Sebelumnya, rumor peminjaman uang tersebut dikemukakan oleh Wakil Ketua Umum Partai Golkar, Erwin Aksa. Erwin menyatakan bahwa Sandiaga Uno memberikan pinjaman kepada Anies Baswedan untuk memenuhi kebutuhan logistik pada Pemilihan Gubernur DKI Jakarta tahun 2017 lalu. Pinjaman tersebut didasarkan atas kepemilikan lukuiditas yang dimiliki oleh Sandi.
Meski begitu, Sandiaga Uno menegaskan pula bahwa dirinya sedang fokus menjalani hari ini, dan tidak ingin mengungkit masa lalu. Ia pun menyatakan bahwa hubungannya dengan Anies Baswedan baik-baik saja, meskipun sudah tak bersama di Pemprov DKI.

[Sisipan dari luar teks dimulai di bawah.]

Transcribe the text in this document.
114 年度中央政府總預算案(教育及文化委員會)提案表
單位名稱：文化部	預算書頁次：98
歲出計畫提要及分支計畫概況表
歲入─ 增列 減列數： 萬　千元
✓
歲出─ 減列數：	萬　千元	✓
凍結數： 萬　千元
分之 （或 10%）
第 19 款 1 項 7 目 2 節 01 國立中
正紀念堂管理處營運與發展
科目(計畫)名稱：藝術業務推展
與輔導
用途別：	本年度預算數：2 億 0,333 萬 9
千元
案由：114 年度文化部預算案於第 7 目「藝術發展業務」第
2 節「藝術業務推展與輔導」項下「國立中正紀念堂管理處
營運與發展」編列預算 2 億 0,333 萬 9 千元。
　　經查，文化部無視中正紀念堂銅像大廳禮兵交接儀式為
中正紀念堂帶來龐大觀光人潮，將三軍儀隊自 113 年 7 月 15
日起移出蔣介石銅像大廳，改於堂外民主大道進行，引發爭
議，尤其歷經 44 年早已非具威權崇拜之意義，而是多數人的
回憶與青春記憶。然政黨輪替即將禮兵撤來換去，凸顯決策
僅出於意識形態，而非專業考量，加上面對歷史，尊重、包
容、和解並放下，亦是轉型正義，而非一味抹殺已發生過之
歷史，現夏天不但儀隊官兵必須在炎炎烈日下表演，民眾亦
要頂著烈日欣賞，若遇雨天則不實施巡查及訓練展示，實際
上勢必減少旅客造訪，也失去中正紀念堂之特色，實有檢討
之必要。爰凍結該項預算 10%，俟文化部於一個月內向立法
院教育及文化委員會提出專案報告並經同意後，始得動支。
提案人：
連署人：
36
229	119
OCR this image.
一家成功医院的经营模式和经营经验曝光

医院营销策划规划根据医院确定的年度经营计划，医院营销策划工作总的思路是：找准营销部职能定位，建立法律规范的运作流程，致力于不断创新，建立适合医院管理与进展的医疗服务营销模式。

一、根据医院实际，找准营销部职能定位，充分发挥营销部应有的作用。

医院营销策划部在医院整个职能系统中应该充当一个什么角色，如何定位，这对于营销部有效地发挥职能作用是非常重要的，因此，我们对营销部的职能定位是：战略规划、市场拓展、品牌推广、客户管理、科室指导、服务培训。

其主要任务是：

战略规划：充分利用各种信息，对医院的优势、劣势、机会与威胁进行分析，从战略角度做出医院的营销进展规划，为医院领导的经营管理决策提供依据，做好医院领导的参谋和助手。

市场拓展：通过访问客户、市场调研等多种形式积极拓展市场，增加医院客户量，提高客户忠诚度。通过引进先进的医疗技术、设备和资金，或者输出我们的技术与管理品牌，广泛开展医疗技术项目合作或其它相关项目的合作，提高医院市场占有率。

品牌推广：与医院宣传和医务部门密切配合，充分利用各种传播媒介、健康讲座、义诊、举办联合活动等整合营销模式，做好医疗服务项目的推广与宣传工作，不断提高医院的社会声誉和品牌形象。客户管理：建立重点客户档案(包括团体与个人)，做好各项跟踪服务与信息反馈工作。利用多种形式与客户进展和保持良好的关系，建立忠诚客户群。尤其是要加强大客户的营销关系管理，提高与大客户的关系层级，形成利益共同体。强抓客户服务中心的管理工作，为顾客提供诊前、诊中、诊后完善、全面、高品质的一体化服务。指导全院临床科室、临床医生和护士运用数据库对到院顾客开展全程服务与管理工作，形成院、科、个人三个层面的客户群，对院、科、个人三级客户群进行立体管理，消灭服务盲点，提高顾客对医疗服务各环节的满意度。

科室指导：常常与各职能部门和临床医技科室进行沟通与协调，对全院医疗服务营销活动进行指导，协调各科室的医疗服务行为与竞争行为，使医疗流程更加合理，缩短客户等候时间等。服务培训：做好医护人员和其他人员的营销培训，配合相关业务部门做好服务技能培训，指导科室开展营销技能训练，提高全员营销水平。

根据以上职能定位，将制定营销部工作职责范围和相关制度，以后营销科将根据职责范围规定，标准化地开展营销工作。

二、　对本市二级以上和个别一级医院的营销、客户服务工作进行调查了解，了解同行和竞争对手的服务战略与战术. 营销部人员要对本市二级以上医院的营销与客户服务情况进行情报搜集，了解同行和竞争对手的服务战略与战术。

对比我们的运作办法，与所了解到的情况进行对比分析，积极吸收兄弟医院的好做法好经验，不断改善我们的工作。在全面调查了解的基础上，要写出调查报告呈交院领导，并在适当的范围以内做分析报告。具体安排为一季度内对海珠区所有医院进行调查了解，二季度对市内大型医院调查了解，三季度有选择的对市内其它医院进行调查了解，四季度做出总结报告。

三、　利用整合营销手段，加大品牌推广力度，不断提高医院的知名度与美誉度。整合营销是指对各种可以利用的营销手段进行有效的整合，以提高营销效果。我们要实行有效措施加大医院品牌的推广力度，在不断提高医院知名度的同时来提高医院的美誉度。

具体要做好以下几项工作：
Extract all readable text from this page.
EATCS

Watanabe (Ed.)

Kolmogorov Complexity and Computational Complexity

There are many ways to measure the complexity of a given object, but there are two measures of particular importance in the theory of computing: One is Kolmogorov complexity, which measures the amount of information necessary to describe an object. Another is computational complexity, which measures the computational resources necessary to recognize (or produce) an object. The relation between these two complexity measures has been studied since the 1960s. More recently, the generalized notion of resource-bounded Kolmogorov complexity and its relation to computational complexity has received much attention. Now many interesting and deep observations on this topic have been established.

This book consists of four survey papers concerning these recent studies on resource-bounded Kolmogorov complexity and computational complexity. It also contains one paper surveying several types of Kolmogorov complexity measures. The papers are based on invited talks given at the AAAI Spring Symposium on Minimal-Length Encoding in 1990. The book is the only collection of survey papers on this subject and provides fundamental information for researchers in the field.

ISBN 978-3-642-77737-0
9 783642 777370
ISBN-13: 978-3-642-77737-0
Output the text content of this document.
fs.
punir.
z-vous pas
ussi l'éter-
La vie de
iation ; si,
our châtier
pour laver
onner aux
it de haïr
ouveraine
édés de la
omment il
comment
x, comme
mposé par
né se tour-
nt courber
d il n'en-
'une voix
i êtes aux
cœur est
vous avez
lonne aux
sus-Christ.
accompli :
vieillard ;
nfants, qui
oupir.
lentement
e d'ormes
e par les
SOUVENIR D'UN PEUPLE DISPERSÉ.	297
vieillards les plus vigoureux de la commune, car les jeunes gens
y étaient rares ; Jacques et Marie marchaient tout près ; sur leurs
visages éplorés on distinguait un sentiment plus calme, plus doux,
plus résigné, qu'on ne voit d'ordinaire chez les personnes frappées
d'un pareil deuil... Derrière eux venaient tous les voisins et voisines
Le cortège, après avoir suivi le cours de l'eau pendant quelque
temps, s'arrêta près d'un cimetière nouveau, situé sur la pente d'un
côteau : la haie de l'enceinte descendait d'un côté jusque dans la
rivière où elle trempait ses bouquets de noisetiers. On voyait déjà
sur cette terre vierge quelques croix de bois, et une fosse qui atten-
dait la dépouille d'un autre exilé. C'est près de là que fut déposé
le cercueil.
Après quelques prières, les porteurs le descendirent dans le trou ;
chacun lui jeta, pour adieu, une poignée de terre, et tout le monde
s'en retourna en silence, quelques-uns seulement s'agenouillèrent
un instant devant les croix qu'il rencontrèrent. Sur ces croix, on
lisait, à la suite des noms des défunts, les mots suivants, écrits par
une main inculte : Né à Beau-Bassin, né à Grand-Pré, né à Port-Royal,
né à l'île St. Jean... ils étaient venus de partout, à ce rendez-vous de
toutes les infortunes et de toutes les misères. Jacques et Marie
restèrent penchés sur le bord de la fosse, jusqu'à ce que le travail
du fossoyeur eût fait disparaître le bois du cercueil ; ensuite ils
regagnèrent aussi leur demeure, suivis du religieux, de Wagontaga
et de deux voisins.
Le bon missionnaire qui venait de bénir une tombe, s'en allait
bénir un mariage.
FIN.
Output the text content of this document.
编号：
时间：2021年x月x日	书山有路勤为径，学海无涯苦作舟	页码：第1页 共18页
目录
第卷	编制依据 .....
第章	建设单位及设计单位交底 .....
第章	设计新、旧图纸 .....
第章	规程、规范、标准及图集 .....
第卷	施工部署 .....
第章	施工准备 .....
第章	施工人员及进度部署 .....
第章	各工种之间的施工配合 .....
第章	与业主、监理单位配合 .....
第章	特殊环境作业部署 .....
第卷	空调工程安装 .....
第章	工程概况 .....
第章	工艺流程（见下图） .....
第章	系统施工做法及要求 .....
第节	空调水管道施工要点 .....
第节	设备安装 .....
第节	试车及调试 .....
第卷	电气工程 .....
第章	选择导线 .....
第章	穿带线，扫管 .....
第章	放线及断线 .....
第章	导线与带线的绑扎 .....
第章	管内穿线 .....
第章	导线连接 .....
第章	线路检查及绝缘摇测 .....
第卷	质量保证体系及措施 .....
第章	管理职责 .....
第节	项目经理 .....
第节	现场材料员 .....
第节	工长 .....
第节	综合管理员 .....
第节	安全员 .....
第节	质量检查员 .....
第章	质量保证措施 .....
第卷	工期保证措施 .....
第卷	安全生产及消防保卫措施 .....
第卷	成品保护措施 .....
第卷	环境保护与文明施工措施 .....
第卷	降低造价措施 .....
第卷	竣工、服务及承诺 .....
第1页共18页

“Kami bersahabat dan sebagai seorang sahabat sekarang tugasnya saya di kementerian pada tugas saya untuk membangkitkan ekonomi dan tentunya menjaga, mengawal momentum dari kebangkitan sektor pariwisata,” ujar Sandiaga Uno, sebagaimana dikutip dari Merdeka.com.
Menurut Hutri Agustino, transaksi politik yang kerap terjadi di Indonesia akan menjadi isapan jempol, seandainya pembekalan pendidikan politik masyarakat berjalan dengan baik. Namun, pada kenyataannya, hal tersebut masih jauh dari harapan. Hingga saat ini, masyarakat justru larut terbawa suasana politik praktis.